Abstract:
The paper presents one of the classes of controlled systems capable of changing their structure over time. The general name for such systems is hybrid. In the article it is discusses the so-called discrete-continuous systems containing parameters. It is a two-level hierarchical model. The upper level of this model is represented by a discrete system. At the lower level continuous controlled systems operate in turn. All these systems contain parameters and are linked by the functional.
In recent decades hybrid systems have been the subject of active research both of the systems themselves and of a wide range of problems for them, using various methods that reflect the views of scientific schools and directions. At the same time the most diverse mathematical apparatus is presented in the research. In this case a generalization of Krotov's sufficient optimality conditions is used. Their advantage is the possibility of preserving the classical assumptions about the properties of objects that appear in the formulation of the optimal control problem.

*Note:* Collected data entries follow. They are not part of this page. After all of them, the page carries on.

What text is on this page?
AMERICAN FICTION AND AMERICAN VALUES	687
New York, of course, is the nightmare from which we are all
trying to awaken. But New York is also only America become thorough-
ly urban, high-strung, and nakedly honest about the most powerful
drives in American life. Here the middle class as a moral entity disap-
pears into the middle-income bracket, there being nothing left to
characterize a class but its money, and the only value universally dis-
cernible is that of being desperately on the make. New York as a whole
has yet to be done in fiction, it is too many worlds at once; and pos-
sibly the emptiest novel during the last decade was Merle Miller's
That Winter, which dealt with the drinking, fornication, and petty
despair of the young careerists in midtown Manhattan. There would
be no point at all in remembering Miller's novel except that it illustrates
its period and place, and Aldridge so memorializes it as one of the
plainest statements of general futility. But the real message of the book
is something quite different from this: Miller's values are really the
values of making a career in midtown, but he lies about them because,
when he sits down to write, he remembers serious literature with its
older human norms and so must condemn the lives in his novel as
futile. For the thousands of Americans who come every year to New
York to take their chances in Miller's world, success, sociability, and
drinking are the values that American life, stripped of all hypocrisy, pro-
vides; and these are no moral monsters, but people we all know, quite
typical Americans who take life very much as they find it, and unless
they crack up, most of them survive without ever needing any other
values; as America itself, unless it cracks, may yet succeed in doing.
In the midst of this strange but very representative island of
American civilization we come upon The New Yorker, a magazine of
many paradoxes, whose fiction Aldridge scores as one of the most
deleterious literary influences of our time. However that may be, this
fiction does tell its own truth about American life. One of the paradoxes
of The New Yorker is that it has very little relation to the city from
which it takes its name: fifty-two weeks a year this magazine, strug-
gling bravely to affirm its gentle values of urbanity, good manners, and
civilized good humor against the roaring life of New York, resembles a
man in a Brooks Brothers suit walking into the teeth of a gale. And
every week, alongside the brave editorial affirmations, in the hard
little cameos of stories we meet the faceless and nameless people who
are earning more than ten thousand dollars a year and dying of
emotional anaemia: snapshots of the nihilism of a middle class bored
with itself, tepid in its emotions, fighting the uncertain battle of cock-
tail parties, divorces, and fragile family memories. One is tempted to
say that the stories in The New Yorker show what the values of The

For the optimal control problem considered in this paper for discrete-continuous systems with parameters an analogue of Krotov's sufficient optimality conditions is proposed. Two theorems are formulated. On their base an easy-to-implement algorithm for improving control and parameters is built. A theorem on its functional convergence is given. This algorithm contains a vector system of linear equations for conjugate variables, which always has a solution. It is guarantees a solution to the original problem. The algorithm is tested on an illustrative example. Calculations and graphs are presented.
Keywords:discrete-continuous systems with parameters, intermediate criteria, optimal control.